Text IQ, a machine studying platform for parsing delicate company knowledge, raises $12.6M

Text IQ, a machine studying system that parses and understands delicate company knowledge, has raised $12.6 million in Series A funding led by FirstMark Capital, with participation from Sierra Ventures.

Text IQ began as co-founder Apoorv Agarwal’s Columbia thesis challenge titled “Social Network Extraction From Text.” The algorithm he constructed was capable of learn a novel, like Jane Austen’s “Emma,” for instance, and perceive the social hierarchy and interactions between characters.

This people-centric method to parsing unstructured knowledge finally grew to become the kernel of Text IQ, which helps companies discover what they’re in search of in a sea of unstructured, and extremely delicate, knowledge.

The platform began as a software utilized by company authorized groups. Lawyers typically must manually look by means of troves of paperwork and conversations (textual content messages, emails, Slack, and so forth.) to search out particular proof or info. Even utilizing search, these groups spend a great deal of time and sources trying by means of the search outcomes, which often aren’t as correct as they need to be.

“The status quo for this is to use search terms and hire hundreds of humans, if not thousands, to look for things that match their search terms,” mentioned Agarwal. “It’s super expensive, and it can take months to go through millions of documents. And it’s still risky, because they could be missing sensitive information. Compared to the status quo, Text IQ is not only cheaper and faster but, most interestingly, it’s much more accurate.”

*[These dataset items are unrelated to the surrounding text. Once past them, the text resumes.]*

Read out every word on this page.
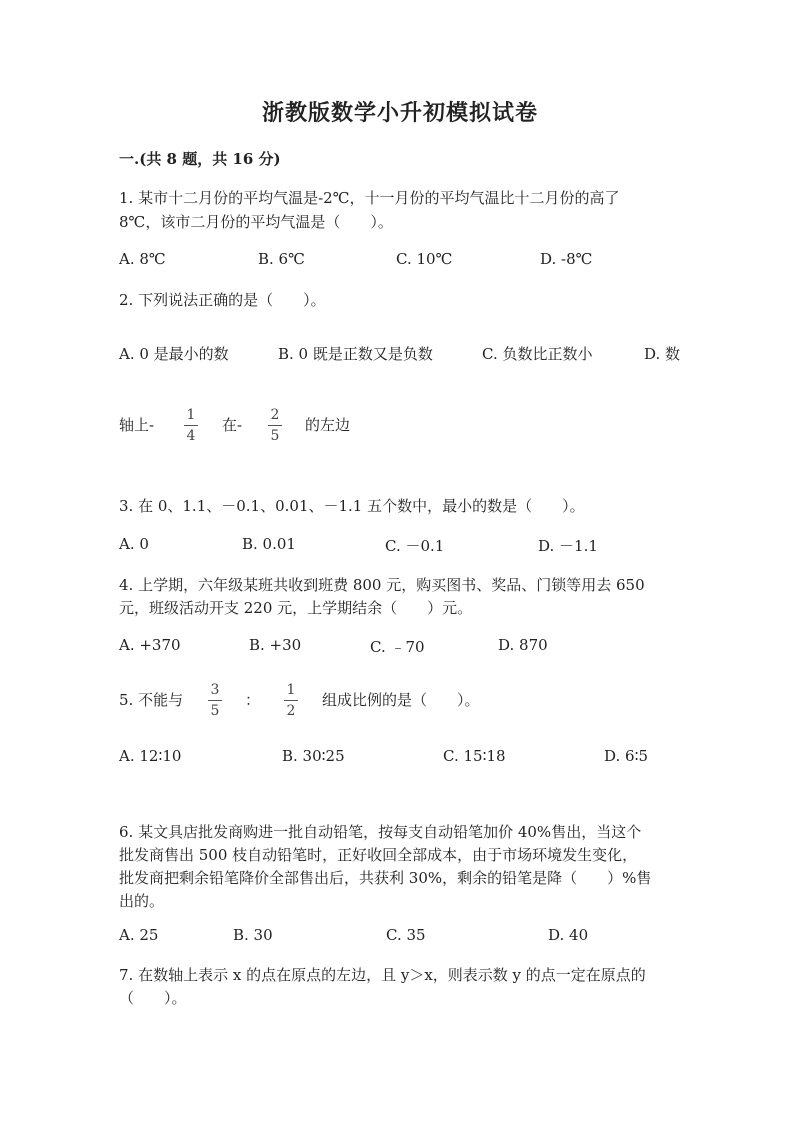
浙教版数学小升初模拟试卷
一.(共 8 题，共 16 分)
1. 某市十二月份的平均气温是-2℃，十一月份的平均气温比十二月份的高了
8℃，该市二月份的平均气温是（　　）。
A. 8℃	B. 6℃	C. 10℃	D. -8℃
2. 下列说法正确的是（　　）。
A. 0 是最小的数	B. 0 既是正数又是负数	C. 负数比正数小	D. 数
轴上-
1
4
在-
2
5
的左边
3. 在 0、1.1、－0.1、0.01、－1.1 五个数中，最小的数是（　　）。
A. 0	B. 0.01	C. －0.1	D. －1.1
4. 上学期，六年级某班共收到班费 800 元，购买图书、奖品、门锁等用去 650
元，班级活动开支 220 元，上学期结余（　　）元。
A. +370	B. +30	C. ﹣70	D. 870
5. 不能与
3
5
：
1
2
组成比例的是（　　）。
A. 12∶10	B. 30∶25	C. 15∶18	D. 6∶5
6. 某文具店批发商购进一批自动铅笔，按每支自动铅笔加价 40%售出，当这个
批发商售出 500 枝自动铅笔时，正好收回全部成本，由于市场环境发生变化，
批发商把剩余铅笔降价全部售出后，共获利 30%，剩余的铅笔是降（　　）%售
出的。
A. 25	B. 30	C. 35	D. 40
7. 在数轴上表示 x 的点在原点的左边，且 y＞x，则表示数 y 的点一定在原点的
（　　）。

Following success with authorized groups, Text IQ expanded into HR/compliance, giving corporations the flexibility to retrieve delicate details about inside compliance points and not using a handbook search. Because Text IQ understands who an individual is relative to the remainder of the group, and learns that group’s “language,” it might probably extra completely extract what’s related to the inquiry from all that unstructured knowledge in Slack, e-mail, and so forth.

More lately, within the wake of GDPR, Text IQ has expanded its product suite to work within the privateness realm. When an organization is requested by a buyer to get entry to all their knowledge, or to be forgotten, the method can take an infinite quantity of sources. Even then, bits of information may fall by means of the cracks.

For instance, if a buyer emailed Customer Service years in the past, which may not come up within the firm’s handbook search efforts to search out all of that buyer’s knowledge. But as a result of Text IQ understands this unstructured knowledge with a person-centric method, that e-mail wouldn’t slip by its system, in line with Agarwal.

Given the sensitivity of the info, Text IQ capabilities behind a company’s firewall, that means that Text IQ merely offers the software program to parse the info fairly than taking over any legal responsibility for the info itself. In different phrases, the know-how involves the info, and never the opposite method round.

Text IQ operates on a tiered subscription mannequin, and affords the product for a fraction of the worth they supply in financial savings when purchasers swap over from a handbook search. The firm declined to share any additional particulars on pricing.

Former Apple and Oracle General Counsel Dan Cooperman, former Verizon General Counsel Randal Milch, former Baxter International Global General Counsel Marla Persky and former Nationwide Insurance Chief Legal and Governance Officer Patricia Hatler are on the advisory board for Text IQ.

The firm has plans to go on a hiring spree following the brand new funding, trying to fill positions in R&D, engineering, product growth, finance and gross sales. Co-founder and COO Omar Haroun added that the corporate achieved profitability in its first quarter getting into the market and has been worthwhile for eight consecutive quarters.